GPS navigation technology is hitting the mainstream, but what do you look for in a gadget that tells you where to go, asks Alex Kidman.

Have you ever been lost while driving? Short of crashing into things, it’s just about the worst thing that can happen to you while on the road, especially if you’ve got kids in the back. Maps might give you the lay of the land, but unless you can work out where you are on them – and get them the right way up – they’re just big origami obstructions to the driver’s view.

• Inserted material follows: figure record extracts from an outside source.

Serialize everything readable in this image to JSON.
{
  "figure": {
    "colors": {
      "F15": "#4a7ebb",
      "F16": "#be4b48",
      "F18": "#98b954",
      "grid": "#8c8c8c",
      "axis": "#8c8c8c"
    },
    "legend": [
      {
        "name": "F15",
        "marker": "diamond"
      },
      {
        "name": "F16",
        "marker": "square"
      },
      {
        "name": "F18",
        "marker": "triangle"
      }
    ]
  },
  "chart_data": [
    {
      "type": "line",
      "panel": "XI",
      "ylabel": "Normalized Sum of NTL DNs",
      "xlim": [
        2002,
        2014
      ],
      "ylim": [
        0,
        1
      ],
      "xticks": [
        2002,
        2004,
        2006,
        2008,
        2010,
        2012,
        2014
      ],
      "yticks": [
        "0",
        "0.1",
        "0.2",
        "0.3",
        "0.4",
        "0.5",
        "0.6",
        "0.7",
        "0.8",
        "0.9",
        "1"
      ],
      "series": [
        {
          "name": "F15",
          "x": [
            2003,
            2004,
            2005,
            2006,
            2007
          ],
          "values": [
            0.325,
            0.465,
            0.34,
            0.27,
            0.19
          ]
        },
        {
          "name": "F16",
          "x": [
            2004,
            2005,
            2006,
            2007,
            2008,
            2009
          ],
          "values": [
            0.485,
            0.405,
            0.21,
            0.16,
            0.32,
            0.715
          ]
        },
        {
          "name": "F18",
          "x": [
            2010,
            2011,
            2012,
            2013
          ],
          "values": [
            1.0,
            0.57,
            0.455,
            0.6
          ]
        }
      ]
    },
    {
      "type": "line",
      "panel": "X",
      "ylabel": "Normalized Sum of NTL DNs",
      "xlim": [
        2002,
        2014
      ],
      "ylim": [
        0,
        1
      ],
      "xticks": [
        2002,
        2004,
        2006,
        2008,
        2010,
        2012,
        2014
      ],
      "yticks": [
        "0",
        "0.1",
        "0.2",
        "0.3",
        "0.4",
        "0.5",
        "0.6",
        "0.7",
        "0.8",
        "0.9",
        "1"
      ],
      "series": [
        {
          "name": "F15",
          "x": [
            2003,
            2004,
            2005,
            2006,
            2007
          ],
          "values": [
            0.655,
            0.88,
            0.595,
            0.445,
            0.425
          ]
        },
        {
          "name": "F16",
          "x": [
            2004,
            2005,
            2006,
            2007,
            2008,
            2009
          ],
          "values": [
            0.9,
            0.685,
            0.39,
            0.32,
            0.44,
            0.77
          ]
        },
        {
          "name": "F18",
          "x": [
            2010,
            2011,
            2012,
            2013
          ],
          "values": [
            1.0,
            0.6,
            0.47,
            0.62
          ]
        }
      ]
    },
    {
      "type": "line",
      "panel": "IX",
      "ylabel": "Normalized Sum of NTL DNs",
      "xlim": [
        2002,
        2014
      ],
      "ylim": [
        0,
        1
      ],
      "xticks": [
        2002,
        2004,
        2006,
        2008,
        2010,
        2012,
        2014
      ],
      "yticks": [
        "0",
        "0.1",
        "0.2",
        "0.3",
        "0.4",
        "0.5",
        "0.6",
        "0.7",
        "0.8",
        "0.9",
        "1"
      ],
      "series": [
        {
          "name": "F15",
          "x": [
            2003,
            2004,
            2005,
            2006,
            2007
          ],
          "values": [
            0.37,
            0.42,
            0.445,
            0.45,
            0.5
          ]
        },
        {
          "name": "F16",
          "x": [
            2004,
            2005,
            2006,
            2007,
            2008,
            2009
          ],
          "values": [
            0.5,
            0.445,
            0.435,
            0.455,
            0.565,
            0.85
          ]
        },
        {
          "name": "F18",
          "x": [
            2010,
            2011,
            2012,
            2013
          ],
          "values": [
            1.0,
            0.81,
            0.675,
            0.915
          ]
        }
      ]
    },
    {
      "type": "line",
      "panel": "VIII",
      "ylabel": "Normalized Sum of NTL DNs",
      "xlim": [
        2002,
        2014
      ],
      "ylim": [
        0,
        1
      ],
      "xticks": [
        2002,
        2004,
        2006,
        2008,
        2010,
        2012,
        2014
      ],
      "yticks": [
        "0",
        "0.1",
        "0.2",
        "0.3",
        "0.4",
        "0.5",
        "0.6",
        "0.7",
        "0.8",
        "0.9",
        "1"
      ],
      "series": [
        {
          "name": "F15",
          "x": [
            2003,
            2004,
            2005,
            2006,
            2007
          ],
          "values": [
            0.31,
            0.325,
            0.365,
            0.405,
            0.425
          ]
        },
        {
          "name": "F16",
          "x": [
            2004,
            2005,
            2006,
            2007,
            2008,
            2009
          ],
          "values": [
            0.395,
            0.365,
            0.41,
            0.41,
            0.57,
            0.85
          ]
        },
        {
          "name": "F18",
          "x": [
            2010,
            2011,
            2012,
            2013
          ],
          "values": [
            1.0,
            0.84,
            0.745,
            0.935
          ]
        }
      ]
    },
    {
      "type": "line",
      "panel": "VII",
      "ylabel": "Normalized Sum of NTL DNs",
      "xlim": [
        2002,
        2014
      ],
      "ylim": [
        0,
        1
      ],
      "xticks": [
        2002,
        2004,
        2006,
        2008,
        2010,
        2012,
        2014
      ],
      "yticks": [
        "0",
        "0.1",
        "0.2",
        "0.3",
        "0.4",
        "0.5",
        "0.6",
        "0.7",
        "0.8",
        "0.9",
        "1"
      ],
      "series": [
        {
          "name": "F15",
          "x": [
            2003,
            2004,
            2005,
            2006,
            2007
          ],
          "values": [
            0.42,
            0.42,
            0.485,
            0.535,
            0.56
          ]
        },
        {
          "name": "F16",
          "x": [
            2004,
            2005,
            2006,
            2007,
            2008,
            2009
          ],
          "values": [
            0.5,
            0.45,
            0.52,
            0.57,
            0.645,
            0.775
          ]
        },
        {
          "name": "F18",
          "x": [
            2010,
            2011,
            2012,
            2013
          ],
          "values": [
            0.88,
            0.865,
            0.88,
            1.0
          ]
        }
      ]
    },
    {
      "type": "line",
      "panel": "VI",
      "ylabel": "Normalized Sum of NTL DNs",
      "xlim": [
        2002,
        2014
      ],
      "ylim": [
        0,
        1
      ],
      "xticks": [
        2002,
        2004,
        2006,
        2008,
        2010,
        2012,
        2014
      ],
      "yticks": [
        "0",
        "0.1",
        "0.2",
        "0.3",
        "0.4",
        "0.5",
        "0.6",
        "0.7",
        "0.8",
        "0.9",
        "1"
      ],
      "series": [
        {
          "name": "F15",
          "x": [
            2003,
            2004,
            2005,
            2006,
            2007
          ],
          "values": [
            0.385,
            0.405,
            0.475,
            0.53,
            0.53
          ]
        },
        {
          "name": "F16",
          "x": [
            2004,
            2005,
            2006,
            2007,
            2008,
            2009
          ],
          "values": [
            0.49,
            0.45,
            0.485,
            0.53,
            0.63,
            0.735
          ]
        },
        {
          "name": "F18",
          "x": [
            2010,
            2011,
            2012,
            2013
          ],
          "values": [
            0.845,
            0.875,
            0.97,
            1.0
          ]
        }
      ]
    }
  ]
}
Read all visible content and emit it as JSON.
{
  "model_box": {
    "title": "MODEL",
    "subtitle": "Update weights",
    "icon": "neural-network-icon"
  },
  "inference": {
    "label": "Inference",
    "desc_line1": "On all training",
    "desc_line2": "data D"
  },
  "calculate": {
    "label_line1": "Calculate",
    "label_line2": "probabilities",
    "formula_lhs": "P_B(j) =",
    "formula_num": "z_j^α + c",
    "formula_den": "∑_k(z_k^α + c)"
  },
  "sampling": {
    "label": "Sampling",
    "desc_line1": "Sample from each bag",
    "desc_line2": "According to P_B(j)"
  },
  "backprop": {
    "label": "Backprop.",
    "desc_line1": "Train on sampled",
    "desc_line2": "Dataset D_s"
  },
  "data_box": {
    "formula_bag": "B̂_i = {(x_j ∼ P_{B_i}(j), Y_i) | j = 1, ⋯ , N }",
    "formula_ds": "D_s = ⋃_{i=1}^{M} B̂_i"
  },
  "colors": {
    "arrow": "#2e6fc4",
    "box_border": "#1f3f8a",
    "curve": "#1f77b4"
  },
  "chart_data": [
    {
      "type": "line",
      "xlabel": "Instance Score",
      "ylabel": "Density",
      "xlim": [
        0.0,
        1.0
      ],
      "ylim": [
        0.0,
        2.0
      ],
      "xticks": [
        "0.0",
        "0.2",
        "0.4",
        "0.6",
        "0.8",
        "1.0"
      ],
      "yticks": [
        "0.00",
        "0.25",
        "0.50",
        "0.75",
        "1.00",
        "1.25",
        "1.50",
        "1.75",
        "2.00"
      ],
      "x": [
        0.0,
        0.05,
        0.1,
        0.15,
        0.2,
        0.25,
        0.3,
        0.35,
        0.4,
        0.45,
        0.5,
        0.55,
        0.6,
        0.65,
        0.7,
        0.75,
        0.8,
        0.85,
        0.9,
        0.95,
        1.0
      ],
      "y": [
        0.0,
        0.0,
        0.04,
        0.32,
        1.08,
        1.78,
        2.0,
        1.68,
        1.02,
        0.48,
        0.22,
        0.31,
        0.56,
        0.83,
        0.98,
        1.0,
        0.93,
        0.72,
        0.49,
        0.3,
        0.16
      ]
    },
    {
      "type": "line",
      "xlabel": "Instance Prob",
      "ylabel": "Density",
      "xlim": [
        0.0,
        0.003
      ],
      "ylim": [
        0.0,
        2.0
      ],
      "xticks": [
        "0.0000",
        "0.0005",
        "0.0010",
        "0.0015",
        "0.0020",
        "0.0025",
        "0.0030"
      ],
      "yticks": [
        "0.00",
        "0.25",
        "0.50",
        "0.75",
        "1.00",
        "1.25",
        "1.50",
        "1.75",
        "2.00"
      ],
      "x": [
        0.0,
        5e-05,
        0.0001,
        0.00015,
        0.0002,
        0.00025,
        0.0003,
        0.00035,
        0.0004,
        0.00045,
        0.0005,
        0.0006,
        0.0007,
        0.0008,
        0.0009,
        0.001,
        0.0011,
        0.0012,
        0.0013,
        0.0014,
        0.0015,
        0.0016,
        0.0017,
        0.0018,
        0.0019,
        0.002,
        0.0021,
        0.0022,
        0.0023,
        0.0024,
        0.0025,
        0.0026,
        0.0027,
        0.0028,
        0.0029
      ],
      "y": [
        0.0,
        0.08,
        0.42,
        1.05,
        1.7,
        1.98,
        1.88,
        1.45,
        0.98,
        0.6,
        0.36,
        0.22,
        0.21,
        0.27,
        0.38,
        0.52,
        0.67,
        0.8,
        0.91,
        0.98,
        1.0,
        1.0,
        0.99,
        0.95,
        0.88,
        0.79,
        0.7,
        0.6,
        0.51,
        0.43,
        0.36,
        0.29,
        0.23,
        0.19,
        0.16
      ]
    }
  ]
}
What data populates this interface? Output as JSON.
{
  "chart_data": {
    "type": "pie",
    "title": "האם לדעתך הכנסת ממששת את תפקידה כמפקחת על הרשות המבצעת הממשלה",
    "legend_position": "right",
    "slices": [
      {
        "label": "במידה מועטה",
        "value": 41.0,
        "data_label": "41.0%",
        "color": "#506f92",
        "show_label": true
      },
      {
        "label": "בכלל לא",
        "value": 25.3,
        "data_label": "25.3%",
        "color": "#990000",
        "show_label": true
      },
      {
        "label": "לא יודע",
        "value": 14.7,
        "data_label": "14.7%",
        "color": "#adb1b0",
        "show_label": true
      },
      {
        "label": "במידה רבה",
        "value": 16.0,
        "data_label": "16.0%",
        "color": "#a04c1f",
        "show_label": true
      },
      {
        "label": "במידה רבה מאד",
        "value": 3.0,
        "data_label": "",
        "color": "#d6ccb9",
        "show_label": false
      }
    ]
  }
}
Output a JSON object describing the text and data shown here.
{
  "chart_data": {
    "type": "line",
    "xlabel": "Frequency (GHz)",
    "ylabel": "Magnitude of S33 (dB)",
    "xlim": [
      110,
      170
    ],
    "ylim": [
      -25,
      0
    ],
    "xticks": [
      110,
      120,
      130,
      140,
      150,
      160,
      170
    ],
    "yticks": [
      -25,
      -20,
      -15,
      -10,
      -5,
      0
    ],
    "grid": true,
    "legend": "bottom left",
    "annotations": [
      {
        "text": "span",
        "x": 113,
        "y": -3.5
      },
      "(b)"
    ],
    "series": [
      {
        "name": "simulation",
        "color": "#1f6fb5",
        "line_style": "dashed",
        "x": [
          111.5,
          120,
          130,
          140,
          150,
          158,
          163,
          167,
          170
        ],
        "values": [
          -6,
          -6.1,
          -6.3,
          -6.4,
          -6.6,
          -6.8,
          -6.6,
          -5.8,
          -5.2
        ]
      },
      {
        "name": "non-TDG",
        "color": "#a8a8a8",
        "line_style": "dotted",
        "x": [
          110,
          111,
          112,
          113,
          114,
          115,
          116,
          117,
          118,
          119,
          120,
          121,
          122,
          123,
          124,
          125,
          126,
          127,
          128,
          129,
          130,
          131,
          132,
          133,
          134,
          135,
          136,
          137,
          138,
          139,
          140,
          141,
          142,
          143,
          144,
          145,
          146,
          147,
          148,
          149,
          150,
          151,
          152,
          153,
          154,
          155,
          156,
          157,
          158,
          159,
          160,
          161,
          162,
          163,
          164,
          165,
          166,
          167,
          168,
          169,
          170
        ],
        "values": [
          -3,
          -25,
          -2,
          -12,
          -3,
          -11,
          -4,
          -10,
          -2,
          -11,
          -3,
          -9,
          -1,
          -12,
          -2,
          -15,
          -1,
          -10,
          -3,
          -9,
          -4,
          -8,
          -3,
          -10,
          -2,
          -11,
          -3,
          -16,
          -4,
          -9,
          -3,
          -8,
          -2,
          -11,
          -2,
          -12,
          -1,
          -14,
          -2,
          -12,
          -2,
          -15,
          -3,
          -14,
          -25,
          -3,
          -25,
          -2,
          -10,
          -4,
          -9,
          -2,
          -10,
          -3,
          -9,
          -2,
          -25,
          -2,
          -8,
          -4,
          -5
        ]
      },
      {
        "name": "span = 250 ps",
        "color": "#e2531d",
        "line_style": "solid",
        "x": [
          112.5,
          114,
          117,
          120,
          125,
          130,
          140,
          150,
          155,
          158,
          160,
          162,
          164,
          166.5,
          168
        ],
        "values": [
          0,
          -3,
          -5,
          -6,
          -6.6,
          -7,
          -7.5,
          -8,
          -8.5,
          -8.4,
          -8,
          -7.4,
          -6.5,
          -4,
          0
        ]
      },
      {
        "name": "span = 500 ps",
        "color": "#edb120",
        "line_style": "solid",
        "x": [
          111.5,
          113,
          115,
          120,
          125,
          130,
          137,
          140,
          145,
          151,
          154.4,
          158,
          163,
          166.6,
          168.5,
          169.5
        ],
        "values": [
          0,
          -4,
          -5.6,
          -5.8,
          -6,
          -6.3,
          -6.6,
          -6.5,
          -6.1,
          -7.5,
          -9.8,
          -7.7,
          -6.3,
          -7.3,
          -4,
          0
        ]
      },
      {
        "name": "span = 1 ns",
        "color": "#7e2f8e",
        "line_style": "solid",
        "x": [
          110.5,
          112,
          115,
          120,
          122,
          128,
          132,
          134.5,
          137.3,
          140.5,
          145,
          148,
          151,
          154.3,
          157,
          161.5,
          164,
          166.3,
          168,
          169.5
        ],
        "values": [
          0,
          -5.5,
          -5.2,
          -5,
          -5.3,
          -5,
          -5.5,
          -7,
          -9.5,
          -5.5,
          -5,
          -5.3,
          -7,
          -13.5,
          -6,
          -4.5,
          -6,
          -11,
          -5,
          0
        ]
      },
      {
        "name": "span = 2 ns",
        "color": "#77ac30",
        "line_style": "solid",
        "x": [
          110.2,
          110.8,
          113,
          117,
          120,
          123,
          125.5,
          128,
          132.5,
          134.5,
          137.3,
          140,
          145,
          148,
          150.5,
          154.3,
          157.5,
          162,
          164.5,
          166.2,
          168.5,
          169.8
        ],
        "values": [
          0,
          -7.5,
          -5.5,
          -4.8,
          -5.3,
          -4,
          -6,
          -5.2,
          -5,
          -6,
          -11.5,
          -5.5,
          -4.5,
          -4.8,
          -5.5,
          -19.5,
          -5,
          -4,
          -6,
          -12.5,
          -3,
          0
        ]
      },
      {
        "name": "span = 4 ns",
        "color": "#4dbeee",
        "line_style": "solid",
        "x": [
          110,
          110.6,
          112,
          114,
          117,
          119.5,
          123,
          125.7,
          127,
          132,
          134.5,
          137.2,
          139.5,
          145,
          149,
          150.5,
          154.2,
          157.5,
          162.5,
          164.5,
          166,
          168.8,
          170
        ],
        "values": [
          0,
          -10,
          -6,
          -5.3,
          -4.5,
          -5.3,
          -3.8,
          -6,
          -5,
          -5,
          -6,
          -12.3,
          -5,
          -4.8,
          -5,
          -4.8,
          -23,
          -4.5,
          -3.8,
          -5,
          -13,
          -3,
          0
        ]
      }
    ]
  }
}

This is where GPS devices come in. GPS stands for Global Positioning System, developed in the first instance by the US military so that they might have a hope of working out where their missiles and soldiers allegedly were, but opened up for proper public use back in 2000. By 2010, it’ll be joined by a European-backed set of GPS satellites known as Galileo, which should improve accuracy in certain latitudes, as well as ensure signal authenticity outside of times of war. GPS tracks your movement based on the positions of dozens of satellites orbiting the planet. Once you’ve got a fix, you can work out where you are to within a few metres, and if you combine that with mapping software that can turn the longitude and latitude coordinates that GPS units work with into street locations, you can plan routes and keep track of where you are on the road at any given moment – and with no folding paper in sight. Those are the basics of how each and every GPS navigation unit works, but what should you look for when buying a GPS?